We boarded a freight elevator at the end of one hall. The guard closed the cage and pulled the lever. Motors came to life and the elevator shook violently but did not move. The guard pulled the lever again and swung the cage open. “I keep forgetting,” he said with a smirk, pushing me out of the elevator. “It’s been out of service for ages.”

He turned to the first door on the left and opened it. Semionov was inside. “We’ve been waiting,” he said.

“Who is we?”

He knocked twice on the wall. The door opened again, and an old man shuffled inside. It took me a moment to realize it was Sergei Nikolayevich Nikiforov, Ira’s former English teacher—or a shadow of him. The normally fastidious teacher’s beard was wiry, his trousers falling off his slight frame, his shoes missing their laces. He reeked of urine.

“Sergei,” I mouthed. But he refused to look at me.

“Shall we begin?” Semionov asked. “Good,” he said without waiting for an answer. “Let’s go over this again. Sergei Nikolayevich Nikiforov, do you confirm the evidence you gave to us yesterday: that you were present during anti-Soviet conversations between Pasternak and Ivinskaya?”

I screamed but was quickly silenced by a slap from the guard standing next to the door. I was knocked against the tiled wall, but I felt nothing.

“Yes,” Nikiforov replied, his head still bowed.

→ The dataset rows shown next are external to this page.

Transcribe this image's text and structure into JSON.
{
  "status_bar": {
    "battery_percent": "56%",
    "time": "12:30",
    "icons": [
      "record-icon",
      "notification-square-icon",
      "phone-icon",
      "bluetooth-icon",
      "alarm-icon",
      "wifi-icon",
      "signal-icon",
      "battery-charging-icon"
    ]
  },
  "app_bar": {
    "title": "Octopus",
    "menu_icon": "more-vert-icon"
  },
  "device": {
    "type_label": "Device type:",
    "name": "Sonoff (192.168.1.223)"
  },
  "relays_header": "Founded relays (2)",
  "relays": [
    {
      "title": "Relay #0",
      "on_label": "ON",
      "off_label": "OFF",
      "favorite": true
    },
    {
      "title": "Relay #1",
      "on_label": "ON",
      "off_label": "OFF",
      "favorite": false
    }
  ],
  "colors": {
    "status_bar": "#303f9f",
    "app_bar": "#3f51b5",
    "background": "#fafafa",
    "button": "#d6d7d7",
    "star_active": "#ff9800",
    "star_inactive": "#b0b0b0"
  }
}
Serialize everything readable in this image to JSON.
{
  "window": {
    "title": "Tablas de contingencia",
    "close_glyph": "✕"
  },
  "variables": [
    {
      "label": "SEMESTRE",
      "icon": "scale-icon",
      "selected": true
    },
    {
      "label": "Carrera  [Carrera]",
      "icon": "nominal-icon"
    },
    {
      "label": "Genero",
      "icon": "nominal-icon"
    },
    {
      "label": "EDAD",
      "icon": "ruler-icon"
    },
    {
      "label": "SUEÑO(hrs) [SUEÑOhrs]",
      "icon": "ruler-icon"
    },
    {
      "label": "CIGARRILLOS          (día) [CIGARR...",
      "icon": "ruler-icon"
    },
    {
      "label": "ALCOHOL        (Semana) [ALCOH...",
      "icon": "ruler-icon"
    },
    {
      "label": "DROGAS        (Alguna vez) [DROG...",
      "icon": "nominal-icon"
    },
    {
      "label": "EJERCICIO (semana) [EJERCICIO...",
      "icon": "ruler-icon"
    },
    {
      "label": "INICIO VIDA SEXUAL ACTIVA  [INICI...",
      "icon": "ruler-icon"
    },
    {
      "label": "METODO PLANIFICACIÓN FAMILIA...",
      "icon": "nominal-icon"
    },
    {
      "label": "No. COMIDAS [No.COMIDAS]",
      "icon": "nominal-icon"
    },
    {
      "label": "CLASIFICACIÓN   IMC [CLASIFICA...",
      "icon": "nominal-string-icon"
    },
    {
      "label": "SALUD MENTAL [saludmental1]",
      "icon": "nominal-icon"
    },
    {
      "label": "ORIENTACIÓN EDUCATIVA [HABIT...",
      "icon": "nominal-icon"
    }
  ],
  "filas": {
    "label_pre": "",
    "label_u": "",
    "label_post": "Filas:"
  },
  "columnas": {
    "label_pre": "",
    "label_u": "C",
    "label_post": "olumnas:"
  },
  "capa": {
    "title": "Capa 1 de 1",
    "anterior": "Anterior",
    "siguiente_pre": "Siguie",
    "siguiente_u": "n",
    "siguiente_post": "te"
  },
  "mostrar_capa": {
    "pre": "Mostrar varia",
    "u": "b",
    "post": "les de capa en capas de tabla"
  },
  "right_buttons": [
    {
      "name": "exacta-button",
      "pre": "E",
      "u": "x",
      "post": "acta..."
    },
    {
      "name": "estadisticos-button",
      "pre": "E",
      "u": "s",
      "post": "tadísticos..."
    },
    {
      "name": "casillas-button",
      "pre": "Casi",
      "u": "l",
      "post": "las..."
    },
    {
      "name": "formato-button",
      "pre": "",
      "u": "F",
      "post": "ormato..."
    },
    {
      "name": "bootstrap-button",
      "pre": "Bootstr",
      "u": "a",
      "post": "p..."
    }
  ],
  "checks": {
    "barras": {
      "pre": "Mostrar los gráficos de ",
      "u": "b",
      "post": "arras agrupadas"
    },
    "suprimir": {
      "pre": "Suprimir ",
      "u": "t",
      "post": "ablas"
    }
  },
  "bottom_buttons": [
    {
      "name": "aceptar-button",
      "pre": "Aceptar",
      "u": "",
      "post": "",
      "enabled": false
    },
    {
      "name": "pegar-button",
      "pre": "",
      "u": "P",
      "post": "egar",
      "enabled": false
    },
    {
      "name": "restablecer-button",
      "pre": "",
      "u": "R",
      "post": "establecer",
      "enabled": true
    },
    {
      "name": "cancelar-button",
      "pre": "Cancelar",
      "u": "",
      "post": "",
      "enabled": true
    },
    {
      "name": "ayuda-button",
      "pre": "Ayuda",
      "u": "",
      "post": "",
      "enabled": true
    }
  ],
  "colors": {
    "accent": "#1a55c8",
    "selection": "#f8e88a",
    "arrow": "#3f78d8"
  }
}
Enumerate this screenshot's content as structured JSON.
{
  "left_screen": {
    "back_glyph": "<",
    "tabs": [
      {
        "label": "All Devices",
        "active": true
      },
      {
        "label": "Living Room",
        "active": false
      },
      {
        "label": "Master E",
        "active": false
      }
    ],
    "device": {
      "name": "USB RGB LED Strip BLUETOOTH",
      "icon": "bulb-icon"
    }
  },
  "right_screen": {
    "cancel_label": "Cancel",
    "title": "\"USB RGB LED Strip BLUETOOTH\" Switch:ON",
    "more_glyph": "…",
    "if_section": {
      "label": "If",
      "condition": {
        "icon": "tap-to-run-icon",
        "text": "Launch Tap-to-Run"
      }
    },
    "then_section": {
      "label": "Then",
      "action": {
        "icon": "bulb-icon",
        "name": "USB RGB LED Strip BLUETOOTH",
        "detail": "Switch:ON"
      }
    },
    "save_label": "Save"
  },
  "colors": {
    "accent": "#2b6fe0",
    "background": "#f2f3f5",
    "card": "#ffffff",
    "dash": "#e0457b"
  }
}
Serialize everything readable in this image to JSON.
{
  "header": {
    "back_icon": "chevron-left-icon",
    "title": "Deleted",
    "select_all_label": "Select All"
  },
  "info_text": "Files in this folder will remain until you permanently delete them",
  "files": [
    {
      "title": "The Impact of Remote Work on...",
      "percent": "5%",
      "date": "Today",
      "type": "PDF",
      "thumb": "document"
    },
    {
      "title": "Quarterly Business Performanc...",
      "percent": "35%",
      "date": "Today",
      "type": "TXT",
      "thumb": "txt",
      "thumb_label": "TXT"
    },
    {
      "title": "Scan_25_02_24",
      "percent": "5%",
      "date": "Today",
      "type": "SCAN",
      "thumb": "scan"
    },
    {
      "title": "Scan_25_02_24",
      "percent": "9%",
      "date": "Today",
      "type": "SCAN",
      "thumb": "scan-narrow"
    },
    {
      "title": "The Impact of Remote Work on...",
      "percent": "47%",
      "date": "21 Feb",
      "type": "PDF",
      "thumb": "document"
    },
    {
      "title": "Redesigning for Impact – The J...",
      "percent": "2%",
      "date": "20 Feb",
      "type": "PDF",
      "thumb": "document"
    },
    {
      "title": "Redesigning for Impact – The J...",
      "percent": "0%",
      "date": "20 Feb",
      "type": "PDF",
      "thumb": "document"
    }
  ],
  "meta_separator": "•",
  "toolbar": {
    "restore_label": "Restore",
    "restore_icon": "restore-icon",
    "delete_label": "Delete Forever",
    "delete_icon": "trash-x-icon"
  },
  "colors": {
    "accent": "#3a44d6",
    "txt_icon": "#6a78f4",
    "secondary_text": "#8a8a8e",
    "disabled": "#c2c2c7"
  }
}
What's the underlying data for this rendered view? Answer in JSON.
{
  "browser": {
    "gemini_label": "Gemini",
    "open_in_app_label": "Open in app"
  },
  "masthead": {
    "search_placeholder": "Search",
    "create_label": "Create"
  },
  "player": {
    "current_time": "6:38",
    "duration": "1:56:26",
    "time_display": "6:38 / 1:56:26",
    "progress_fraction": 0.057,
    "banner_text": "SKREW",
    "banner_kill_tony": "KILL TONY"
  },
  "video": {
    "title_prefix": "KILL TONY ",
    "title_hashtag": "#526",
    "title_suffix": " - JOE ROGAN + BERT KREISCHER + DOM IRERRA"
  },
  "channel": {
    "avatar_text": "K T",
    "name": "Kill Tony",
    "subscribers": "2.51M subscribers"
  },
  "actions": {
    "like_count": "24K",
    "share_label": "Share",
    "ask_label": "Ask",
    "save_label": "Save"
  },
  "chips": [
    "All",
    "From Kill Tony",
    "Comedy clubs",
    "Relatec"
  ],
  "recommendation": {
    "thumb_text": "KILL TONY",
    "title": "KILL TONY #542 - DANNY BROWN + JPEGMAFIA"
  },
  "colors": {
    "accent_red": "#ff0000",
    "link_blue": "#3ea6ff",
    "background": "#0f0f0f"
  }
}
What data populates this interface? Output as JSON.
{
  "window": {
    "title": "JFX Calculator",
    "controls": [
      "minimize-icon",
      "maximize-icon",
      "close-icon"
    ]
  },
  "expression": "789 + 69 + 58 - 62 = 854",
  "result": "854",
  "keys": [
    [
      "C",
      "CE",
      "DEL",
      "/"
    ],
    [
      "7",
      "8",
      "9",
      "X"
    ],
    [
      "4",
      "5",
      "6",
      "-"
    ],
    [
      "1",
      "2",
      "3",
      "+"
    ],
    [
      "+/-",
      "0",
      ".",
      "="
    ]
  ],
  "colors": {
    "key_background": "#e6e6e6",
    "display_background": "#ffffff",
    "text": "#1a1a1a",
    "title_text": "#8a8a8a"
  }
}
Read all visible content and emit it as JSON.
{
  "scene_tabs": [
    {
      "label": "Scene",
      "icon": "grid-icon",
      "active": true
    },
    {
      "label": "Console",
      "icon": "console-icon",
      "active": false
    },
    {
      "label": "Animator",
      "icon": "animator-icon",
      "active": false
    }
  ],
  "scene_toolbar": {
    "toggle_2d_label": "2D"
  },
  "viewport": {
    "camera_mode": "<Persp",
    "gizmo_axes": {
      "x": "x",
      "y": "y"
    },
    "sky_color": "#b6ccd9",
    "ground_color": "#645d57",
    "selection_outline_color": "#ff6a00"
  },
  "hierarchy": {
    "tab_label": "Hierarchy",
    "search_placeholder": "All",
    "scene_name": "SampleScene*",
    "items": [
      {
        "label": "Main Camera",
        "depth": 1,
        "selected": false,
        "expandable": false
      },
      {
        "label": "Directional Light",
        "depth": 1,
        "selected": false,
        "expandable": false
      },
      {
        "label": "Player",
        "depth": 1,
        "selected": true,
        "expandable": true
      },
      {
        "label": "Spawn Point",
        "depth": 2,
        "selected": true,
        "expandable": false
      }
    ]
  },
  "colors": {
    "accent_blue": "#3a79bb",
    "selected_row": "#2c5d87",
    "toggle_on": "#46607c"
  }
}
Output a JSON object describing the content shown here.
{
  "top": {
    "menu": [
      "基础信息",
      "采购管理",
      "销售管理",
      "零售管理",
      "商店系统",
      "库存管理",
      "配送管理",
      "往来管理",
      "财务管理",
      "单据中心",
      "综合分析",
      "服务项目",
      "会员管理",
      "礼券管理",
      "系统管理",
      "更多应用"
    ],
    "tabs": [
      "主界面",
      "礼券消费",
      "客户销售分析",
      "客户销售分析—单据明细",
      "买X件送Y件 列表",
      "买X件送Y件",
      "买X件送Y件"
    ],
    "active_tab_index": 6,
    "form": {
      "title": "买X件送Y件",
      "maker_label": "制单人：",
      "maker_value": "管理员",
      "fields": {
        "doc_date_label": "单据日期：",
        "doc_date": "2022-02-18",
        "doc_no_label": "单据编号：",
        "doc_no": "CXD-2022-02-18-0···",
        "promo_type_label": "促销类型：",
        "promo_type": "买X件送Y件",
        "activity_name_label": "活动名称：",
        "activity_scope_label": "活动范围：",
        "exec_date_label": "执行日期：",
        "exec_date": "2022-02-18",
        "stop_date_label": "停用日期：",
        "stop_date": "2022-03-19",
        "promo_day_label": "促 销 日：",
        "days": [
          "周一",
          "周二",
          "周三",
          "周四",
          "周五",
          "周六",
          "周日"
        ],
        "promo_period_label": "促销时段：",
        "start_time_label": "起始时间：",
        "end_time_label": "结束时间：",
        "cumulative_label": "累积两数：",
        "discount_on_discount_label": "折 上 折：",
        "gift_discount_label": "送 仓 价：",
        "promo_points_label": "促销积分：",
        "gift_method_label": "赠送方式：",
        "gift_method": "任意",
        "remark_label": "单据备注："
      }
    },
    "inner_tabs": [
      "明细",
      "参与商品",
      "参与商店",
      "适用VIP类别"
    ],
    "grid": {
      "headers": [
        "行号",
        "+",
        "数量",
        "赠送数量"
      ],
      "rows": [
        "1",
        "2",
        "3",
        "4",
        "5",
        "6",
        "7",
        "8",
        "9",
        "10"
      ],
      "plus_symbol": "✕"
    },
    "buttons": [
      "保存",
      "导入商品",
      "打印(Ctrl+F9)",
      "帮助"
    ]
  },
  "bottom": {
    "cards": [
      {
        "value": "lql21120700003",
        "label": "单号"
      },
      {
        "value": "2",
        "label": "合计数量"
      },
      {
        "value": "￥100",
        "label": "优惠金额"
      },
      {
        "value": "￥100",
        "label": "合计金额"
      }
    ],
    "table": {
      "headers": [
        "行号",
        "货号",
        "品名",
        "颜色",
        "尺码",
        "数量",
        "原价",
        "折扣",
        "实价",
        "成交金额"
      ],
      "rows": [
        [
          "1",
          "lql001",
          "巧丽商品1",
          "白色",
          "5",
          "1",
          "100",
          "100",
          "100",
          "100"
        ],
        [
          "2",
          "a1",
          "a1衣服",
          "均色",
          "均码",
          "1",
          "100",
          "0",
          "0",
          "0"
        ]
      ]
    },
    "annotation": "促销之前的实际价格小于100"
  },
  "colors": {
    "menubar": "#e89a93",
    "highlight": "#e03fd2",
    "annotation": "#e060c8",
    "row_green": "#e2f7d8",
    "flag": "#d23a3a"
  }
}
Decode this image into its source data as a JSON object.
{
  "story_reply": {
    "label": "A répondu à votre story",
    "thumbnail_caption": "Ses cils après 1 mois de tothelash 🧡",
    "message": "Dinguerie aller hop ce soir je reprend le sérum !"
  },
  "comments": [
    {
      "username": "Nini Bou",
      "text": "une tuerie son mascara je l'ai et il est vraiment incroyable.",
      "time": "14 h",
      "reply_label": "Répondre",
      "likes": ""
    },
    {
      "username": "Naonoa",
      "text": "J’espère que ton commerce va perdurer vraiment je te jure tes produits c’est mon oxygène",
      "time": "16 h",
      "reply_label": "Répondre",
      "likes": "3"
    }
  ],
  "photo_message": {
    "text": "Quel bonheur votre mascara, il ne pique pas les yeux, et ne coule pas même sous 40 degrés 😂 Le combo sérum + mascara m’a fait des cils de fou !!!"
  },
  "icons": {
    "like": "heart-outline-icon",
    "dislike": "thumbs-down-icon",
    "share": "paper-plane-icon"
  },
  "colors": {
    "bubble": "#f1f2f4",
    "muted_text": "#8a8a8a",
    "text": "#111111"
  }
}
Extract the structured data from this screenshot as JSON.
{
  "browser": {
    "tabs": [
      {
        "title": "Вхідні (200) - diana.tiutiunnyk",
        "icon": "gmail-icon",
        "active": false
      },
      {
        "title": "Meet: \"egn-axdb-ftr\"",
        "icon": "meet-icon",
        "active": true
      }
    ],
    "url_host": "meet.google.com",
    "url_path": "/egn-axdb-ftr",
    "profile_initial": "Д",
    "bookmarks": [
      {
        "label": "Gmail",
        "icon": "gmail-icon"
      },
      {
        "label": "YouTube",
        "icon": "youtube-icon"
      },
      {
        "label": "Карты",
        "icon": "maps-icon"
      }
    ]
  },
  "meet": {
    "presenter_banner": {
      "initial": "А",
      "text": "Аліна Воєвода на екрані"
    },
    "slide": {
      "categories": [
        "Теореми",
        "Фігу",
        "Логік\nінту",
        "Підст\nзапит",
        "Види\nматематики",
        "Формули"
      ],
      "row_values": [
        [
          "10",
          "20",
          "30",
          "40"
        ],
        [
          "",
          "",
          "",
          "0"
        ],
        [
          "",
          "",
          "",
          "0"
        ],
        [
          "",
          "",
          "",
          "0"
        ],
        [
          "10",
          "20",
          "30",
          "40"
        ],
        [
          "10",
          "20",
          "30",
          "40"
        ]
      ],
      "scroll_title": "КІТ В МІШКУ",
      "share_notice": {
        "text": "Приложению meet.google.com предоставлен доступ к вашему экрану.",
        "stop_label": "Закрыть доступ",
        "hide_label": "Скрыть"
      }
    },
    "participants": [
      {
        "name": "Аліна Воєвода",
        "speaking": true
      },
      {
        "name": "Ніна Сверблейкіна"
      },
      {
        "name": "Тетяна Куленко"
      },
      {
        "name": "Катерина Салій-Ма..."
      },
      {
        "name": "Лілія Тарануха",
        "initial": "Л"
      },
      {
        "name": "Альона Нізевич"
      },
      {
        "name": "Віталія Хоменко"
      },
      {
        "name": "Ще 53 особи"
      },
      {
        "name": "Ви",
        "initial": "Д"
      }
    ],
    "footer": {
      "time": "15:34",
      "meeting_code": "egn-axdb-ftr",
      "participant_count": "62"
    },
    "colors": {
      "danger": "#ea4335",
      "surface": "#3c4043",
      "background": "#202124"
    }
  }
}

“And that Ivinskaya informed you of her plan to escape abroad with Pasternak?”

“Yes,” Nikiforov said.

“It’s not true!” I cried. The guard lunged toward me.

“And that you listened to anti-Soviet radio broadcasts at the home of Ivinskaya?”

“That’s not…actually, no…I think—”

“So you lied to us, then?”

“No.” The old man raised his shaky hands to cover his face, letting out an unearthly whine.

I told myself to look away, but didn’t.



* * *





After Nikiforov’s confession, they took him away, and me back to Cell No. 7. I’m not sure when the pain began—I had been numb for hours—but at some point, my cellmates alerted the guard that my bedroll was soaked with blood.

I was taken to the Lubyanka hospital and as the doctor told me what I already knew, all I could think of was how my clothes still smelled like the morgue, like death.



* * *





“The witnesses’ statements have enabled us to uncover your actions: You have continued to denigrate our regime and the Soviet Union. You have listened to Voice of America. You have slandered Soviet writers with patriotic views and have praised to the skies the work of Pasternak, a writer with antiestablishment opinions.”

I listened to the judge’s verdict. I heard his words, and the number he gave. But I didn’t put the two together until I was taken back to my cell. Someone asked, and I answered: “Five years.” And it was only then that it hit me: five years in a reeducation camp in Potma. Five years, six hundred kilometers from Moscow. My daughter and son would be teenagers. My mother would be nearly seventy. Would she still be alive? Boris would have moved on—maybe having found a new muse, a new Lara. Maybe he already had.